Secretly Thorben had disappeared from the group and is now handing out little paper bags with tasty treats by health advisor Anika Jessen: Sweet meets savoury in a Polenta Goutweed Muffin, in Chocolate Energy Balls with Ground Ivy and delicious Sorrel Hummus. The thirst is quenched with a Wild Herb Lemonade, made from Apple Juice, Meadowsweet and KRUUTs very own oxymel „Wohl“. 

We are learning with all senses and taste is very probably the most long-lasting. Especially with tastes, that have long been forgotten.

While some are mixing their own tinctures under Annikas guidance, I’m having a little chat with Burkhard Bohne, who is attending today as a co-host. Burkhard is well a well known gardener with special knowledge of medical plants, a reiki master and author of gardening books like „The Message of Plants“.

I’ve known him before from online-courses and we share our thoughts on our connection to nature, the intuition and appreciation with which we can look at all living things and how to share those valuable messages with others…

Walking home I pass some wild rose bushes like those, that grow in my own garden. They are in full bloom and buzzing with insects. Soon the blossoms will fall and rose hips will appear instead of flowers.

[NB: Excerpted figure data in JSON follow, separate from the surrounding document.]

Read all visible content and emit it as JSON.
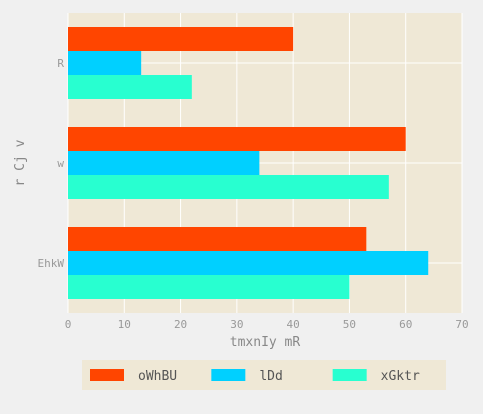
{
  "chart_data": {
    "type": "bar",
    "orientation": "horizontal",
    "title": "",
    "xlabel": "tmxnIy  mR",
    "ylabel": "r Cj v",
    "categories": [
      "R",
      "w",
      "EhkW"
    ],
    "series": [
      {
        "name": "oWhBU",
        "values": [
          40,
          60,
          53
        ],
        "color": "#ff4500"
      },
      {
        "name": "lDd",
        "values": [
          13,
          34,
          64
        ],
        "color": "#00d0ff"
      },
      {
        "name": "xGktr",
        "values": [
          22,
          57,
          50
        ],
        "color": "#28ffd0"
      }
    ],
    "xlim": [
      0,
      70
    ],
    "xticks": [
      0,
      10,
      20,
      30,
      40,
      50,
      60,
      70
    ],
    "grid": true,
    "legend_position": "bottom",
    "colors": {
      "plot_background": "#efe8d6",
      "page_background": "#f0f0f0",
      "grid": "#ffffff",
      "legend_background": "#efe8d6"
    }
  }
}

And when the first frosty nights arrive and even the last autumn leaves have fallen, they will radiate with their intense red colour and I will negotiate with myself, wether to harvest them for all those vitamins they offer or leave them for the winter birds.

How wild things do us well – What KRUUT does:

Annika & Thorben found a way to bring this proven knowledge and the power of wild herbs back into our daily lifes:

Just like the ancient Greeks and Thorbens grandfather, they are now producing their own oxymels. Everything is produced by hand, without additives or enhancers, made from regional superfoods by local farmers, working organically and certified.

The recipes might sound simple, but the oxymels need time and a selection of the right ingrediences: Acacia honey, apple vinegar and organic wild plants. The vinegar extracts the nutrients and honey works as a preserving agent, while adding its own qualities, like kalium and magnesium. It takes a few weeks and regular stiring, before the herbs are strained and the precious tincture is ready.

There are varieties for better digestion, to support the immune system or calm the mind before going to bed. Rich in bitter compounds, tannins, vitamins, minerals and micro nutrients, they complement our nutrition without much effort.


KRUUT is collaborating with social institutions and bottling their oxymels in recycled apothecary bottles. 

Their oxymels are sold in organic supermarkets or in their own online shop, where they also offer incenses (produced by experienced herbal healers from South Germany), extracted plant powders and useful accessories. On their website they share recipes and their knowledge about herbs and rituals, as well as interviews with experts. For the next few years they wish to establish a community of like minded people, to share and learn about old wisdom and to reconnect to oneself and nature. And as a post pandemic silver lining there might be an offline retreat in the making. With dedication and time.